Nana Sanches, coordenadora nacional do Movimento de Luta nos Bairros, Vilas e Favelas (MLB), conta que a situação das famílias despejadas da Lanceiros Negros já é estável. “Após a reintegração de posse, fomos levados para um abrigo sem nenhuma estrutura, sem cobertores, sem chuveiros nem água”, relata. As famílias agora estão abrigadas provisoriamente na Ocupação Mulheres Mirabal, no centro da cidade.

Precedente

Foto: Guilherme Santos/Sul21

Para Sanches, a reintegração de posse truculenta foi uma resposta à tentativa frustrada de despejo destas mesmas famílias em 2016. “Eles [a BM] guardaram, durante um ano, muita raiva”, declarou. Ela também acredita que a ação truculenta foi feita “para dar exemplo” para outras ocupações na cidade.
“A Lanceiros fica a 200 metros do Palácio Piratini [edifício do governo estadual] no centro histórico da cidade. Mas como serão feitas as reintegrações de posse na periferias, onde não existe essa visibilidade? O que pode acontecer?”, questionou a militante.

Esta também é a preocupação de Ceniriani Vargas, do Movimento Nacional de Luta pela Moradia (MNLM). “Se esse tipo de prática de reintegração de posse se tornar rotina, se essa for a orientação que o governo vai tomar em relação às ocupações, isso vai ser uma massacre do povo”, disse.

No dia 24 de maio, em uma ação de reintegração de posse no Morro Santana, na Vila Alto da Colina, a BM entrou em confronto com moradores que resultou em protesto e fechamento da avenida Antônio de Carvalho.

Vargas defende a atuação de uma comissão mista, composta de parlamentares, integrantes de movimentos populares e membros do Ministério Público e Defesa Civil, para construir alternativas de mediação em processos de despejo.

A reportagem questionou a Brigada Militar sobre o protocolo de atuação em ação de reintegração de posse, mas não recebeu retorno até a publicação da matéria.

Ação institucional

Foto: Guilherme Santos/Sul21

O deputado Jeferson Fernandes (PT), presidente da Comissão de Direitos Humanos da Assembleia Legislativa do Rio Grande do Sul e que foi detido durante a ação na Lanceiros Negros, afirmou que a comissão vai exigir da Secretaria de Segurança Pública (SSP) e outros órgão responsáveis, a publicização do procedimento para ações similares.

“Não é razoável ficar no poder discricionário e que um oficial de justiça faça o que bem entenda, inclusive descumprir o que está no despacho do magistrado”, disse o parlamentar.

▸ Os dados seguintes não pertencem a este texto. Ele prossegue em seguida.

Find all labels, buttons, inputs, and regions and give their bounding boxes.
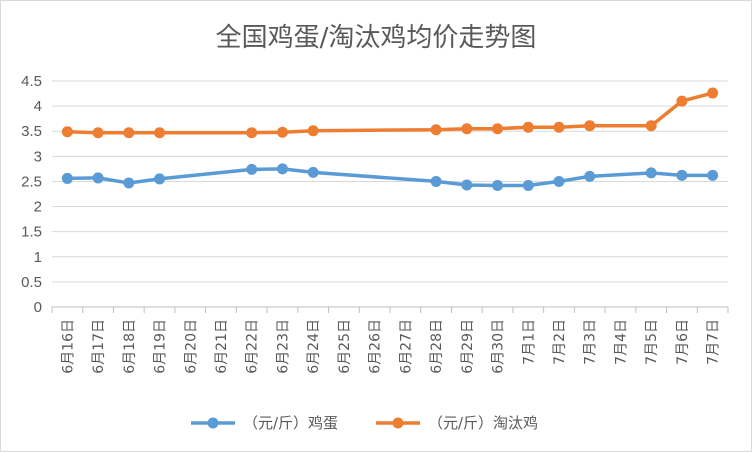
data-point: [676, 95, 688, 107]
data-point: [154, 127, 166, 139]
chart-title: 全国鸡蛋/淘汰鸡均价走势图: [215, 23, 537, 53]
data-point: [123, 177, 135, 189]
legend-marker: [207, 417, 219, 429]
x-tick-label: 6月24日: [306, 319, 322, 374]
x-tick-label: 7月1日: [521, 319, 537, 365]
legend-marker: [392, 417, 404, 429]
data-point: [492, 179, 504, 191]
y-tick-label: 0: [34, 299, 42, 316]
x-tick-label: 7月3日: [583, 319, 599, 365]
data-point: [553, 121, 565, 133]
legend-item: （元/斤）鸡蛋: [191, 414, 338, 432]
x-tick-label: 6月20日: [183, 319, 199, 374]
y-tick-label: 4: [34, 98, 42, 115]
series-line: [65, 91, 715, 135]
x-tick-label: 6月16日: [60, 319, 76, 374]
series-1: [61, 163, 719, 191]
x-tick-label: 6月29日: [460, 319, 476, 374]
data-point: [307, 125, 319, 137]
data-point: [707, 87, 719, 99]
data-point: [461, 123, 473, 135]
data-point: [92, 172, 104, 184]
x-tick-label: 6月25日: [337, 319, 353, 374]
y-tick-label: 2: [34, 199, 42, 216]
gridlines: [52, 80, 728, 308]
y-tick-label: 2.5: [21, 173, 42, 190]
data-point: [584, 120, 596, 132]
data-point: [645, 167, 657, 179]
x-tick-label: 6月23日: [275, 319, 291, 374]
data-point: [430, 124, 442, 136]
x-tick-label: 7月5日: [644, 319, 660, 365]
x-tick-label: 6月28日: [429, 319, 445, 374]
y-tick-label: 1.5: [21, 224, 42, 241]
x-tick-label: 6月30日: [491, 319, 507, 374]
data-point: [276, 163, 288, 175]
data-point: [522, 179, 534, 191]
data-point: [61, 126, 73, 138]
y-tick-label: 4.5: [21, 73, 42, 90]
data-point: [676, 169, 688, 181]
series-2: [61, 87, 719, 139]
y-tick-label: 3: [34, 148, 42, 165]
x-tick-label: 6月22日: [245, 319, 261, 374]
y-tick-label: 0.5: [21, 274, 42, 291]
data-point: [123, 127, 135, 139]
data-point: [584, 170, 596, 182]
x-tick-label: 6月19日: [153, 319, 169, 374]
y-tick-label: 1: [34, 249, 42, 266]
data-point: [154, 173, 166, 185]
series-line: [65, 167, 715, 188]
x-tick-label: 6月18日: [122, 319, 138, 374]
x-tick-label: 6月17日: [91, 319, 107, 374]
data-point: [307, 166, 319, 178]
data-point: [61, 172, 73, 184]
x-tick-label: 6月27日: [398, 319, 414, 374]
legend-label: （元/斤）淘汰鸡: [428, 414, 538, 432]
x-tick-label: 7月6日: [675, 319, 691, 365]
data-point: [707, 169, 719, 181]
data-point: [246, 163, 258, 175]
data-point: [461, 179, 473, 191]
x-tick-label: 6月21日: [214, 319, 230, 374]
data-point: [276, 126, 288, 138]
data-point: [522, 121, 534, 133]
data-point: [246, 127, 258, 139]
x-tick-label: 7月7日: [706, 319, 722, 365]
legend-label: （元/斤）鸡蛋: [243, 414, 338, 432]
data-point: [645, 120, 657, 132]
data-point: [553, 175, 565, 187]
data-point: [92, 127, 104, 139]
data-point: [430, 175, 442, 187]
x-tick-label: 7月4日: [613, 319, 629, 365]
y-tick-label: 3.5: [21, 123, 42, 140]
legend-item: （元/斤）淘汰鸡: [376, 414, 538, 432]
data-point: [492, 123, 504, 135]
x-tick-label: 7月2日: [552, 319, 568, 365]
x-tick-label: 6月26日: [368, 319, 384, 374]
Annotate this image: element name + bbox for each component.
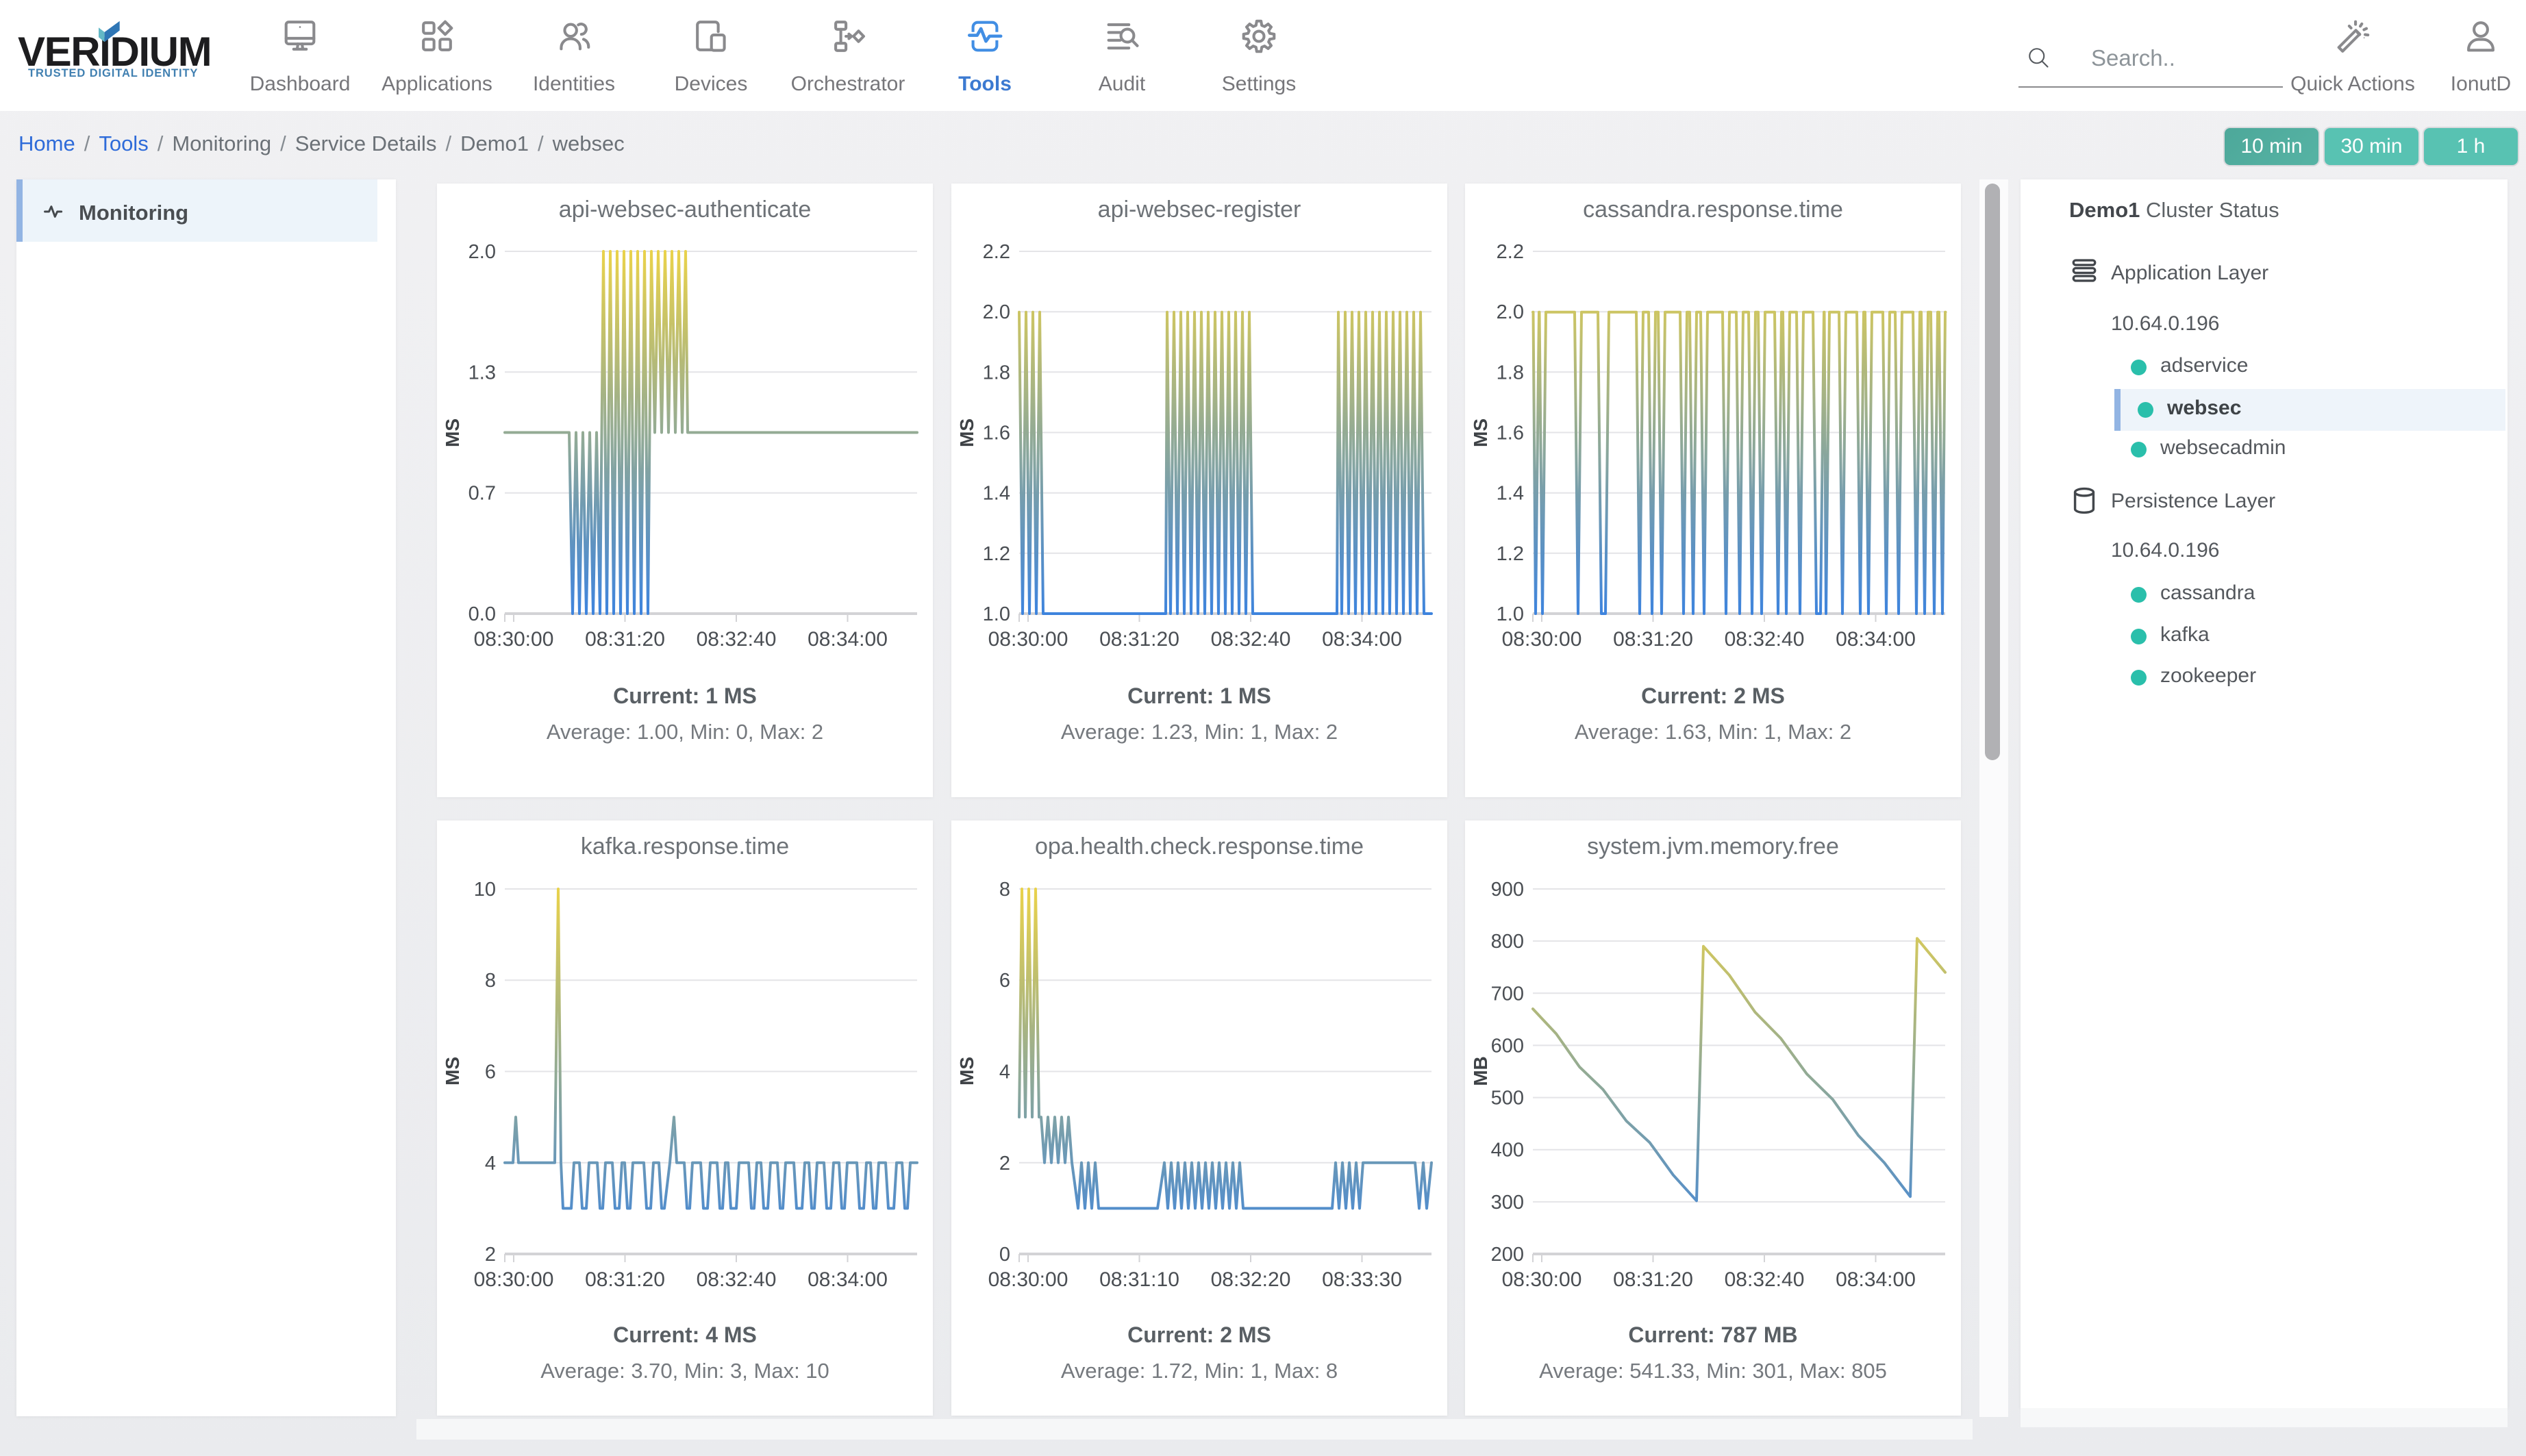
svg-text:08:31:20: 08:31:20 — [1613, 1268, 1693, 1291]
svg-text:08:32:40: 08:32:40 — [697, 628, 777, 651]
svg-text:900: 900 — [1491, 879, 1524, 901]
svg-text:08:30:00: 08:30:00 — [1502, 1268, 1582, 1291]
svg-text:08:32:40: 08:32:40 — [1725, 1268, 1805, 1291]
svg-text:08:31:20: 08:31:20 — [585, 628, 665, 651]
svg-text:0: 0 — [999, 1244, 1010, 1266]
svg-text:2: 2 — [485, 1244, 496, 1266]
svg-text:08:34:00: 08:34:00 — [1322, 628, 1402, 651]
svg-text:2: 2 — [999, 1153, 1010, 1175]
svg-text:08:30:00: 08:30:00 — [474, 1268, 554, 1291]
svg-text:08:30:00: 08:30:00 — [474, 628, 554, 651]
svg-text:6: 6 — [999, 970, 1010, 992]
svg-text:400: 400 — [1491, 1140, 1524, 1162]
svg-text:1.6: 1.6 — [1497, 423, 1524, 444]
svg-text:500: 500 — [1491, 1088, 1524, 1109]
svg-text:600: 600 — [1491, 1035, 1524, 1057]
svg-text:MS: MS — [1470, 418, 1491, 447]
svg-text:0.0: 0.0 — [468, 603, 496, 625]
svg-text:1.4: 1.4 — [1497, 483, 1524, 505]
svg-text:08:32:40: 08:32:40 — [1211, 628, 1291, 651]
svg-text:1.0: 1.0 — [1497, 603, 1524, 625]
svg-text:10: 10 — [474, 879, 496, 901]
svg-text:08:31:10: 08:31:10 — [1099, 1268, 1179, 1291]
svg-text:08:31:20: 08:31:20 — [1613, 628, 1693, 651]
svg-text:8: 8 — [999, 879, 1010, 901]
svg-text:2.2: 2.2 — [1497, 241, 1524, 263]
svg-text:4: 4 — [999, 1062, 1010, 1083]
svg-text:08:30:00: 08:30:00 — [1502, 628, 1582, 651]
svg-text:8: 8 — [485, 970, 496, 992]
svg-text:1.2: 1.2 — [983, 543, 1010, 565]
svg-text:08:30:00: 08:30:00 — [988, 628, 1068, 651]
svg-text:1.3: 1.3 — [468, 362, 496, 384]
svg-text:200: 200 — [1491, 1244, 1524, 1266]
svg-text:1.8: 1.8 — [1497, 362, 1524, 384]
svg-text:MS: MS — [442, 1057, 463, 1085]
svg-text:MS: MS — [442, 418, 463, 447]
svg-text:2.0: 2.0 — [468, 241, 496, 263]
svg-text:2.0: 2.0 — [1497, 301, 1524, 323]
svg-text:1.2: 1.2 — [1497, 543, 1524, 565]
svg-text:2.0: 2.0 — [983, 301, 1010, 323]
svg-text:08:32:40: 08:32:40 — [697, 1268, 777, 1291]
svg-text:08:31:20: 08:31:20 — [585, 1268, 665, 1291]
svg-text:08:34:00: 08:34:00 — [808, 628, 888, 651]
svg-text:08:32:20: 08:32:20 — [1211, 1268, 1291, 1291]
svg-text:08:34:00: 08:34:00 — [1836, 628, 1916, 651]
svg-text:08:34:00: 08:34:00 — [1836, 1268, 1916, 1291]
svg-text:MS: MS — [956, 1057, 977, 1085]
svg-text:300: 300 — [1491, 1192, 1524, 1214]
svg-text:08:33:30: 08:33:30 — [1322, 1268, 1402, 1291]
svg-text:MB: MB — [1470, 1056, 1491, 1086]
svg-text:08:30:00: 08:30:00 — [988, 1268, 1068, 1291]
svg-text:MS: MS — [956, 418, 977, 447]
svg-text:1.0: 1.0 — [983, 603, 1010, 625]
svg-text:1.4: 1.4 — [983, 483, 1010, 505]
svg-text:08:34:00: 08:34:00 — [808, 1268, 888, 1291]
svg-text:6: 6 — [485, 1062, 496, 1083]
svg-text:4: 4 — [485, 1153, 496, 1175]
svg-text:1.8: 1.8 — [983, 362, 1010, 384]
svg-text:700: 700 — [1491, 983, 1524, 1005]
svg-text:08:31:20: 08:31:20 — [1099, 628, 1179, 651]
svg-text:2.2: 2.2 — [983, 241, 1010, 263]
svg-text:1.6: 1.6 — [983, 423, 1010, 444]
svg-text:800: 800 — [1491, 931, 1524, 953]
svg-text:0.7: 0.7 — [468, 483, 496, 505]
svg-text:08:32:40: 08:32:40 — [1725, 628, 1805, 651]
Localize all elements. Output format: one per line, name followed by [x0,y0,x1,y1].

Na próxima quarta-feira (21), as vítimas do despejo serão recebidas na reunião ordinária da Comissão de Direitos Humanos para decidir e “um encaminhamento político e institucional” sobre o caso. “Para mim, o mais preocupante é se, porventura, essa prática continuar sendo efetivada”, disse.

Na reintegração de posse de Lanceiros Negros, o deputado foi algemado e levado para um camburão quando decidiu transferir a reunião do conselho para a frente da ocupação, ao saber da possibilidade de despejo. Fernandes foi liberado no mesmo dia após a pressão de parlamentares, que repudiaram o ocorrido.

Em nota, a assessoria da Casa Civil do estado afirma que foi feito um “esforço pelo diálogo durante dois anos” e que o governo ofereceu alternativas de habitação que foram recusadas, “revelando exclusivo interesse ideológico e político”.

Segundo o órgão, a decisão foi cumprida “com correção” pela Brigada Militar e criticou a presença do deputado petista no local. “Vivemos tempos em que a Justiça precisa valer para todos, indistintamente. Não cabe mais a um deputado incitar o descumprimento da lei”, diz a nota.

Procurada, a assessoria de comunicação da SSP disse que somente a Casa Civil se pronunciaria sobre o caso. Fernandes, no entanto, rebate e afirma que nem um momento eu questionou a decisão judicial ou incitou o movimento: “O que o governo fez através da força da Brigada Militar, respaldado pelos oficiais de justiça que ali estavam, é característico de um período de exceção”.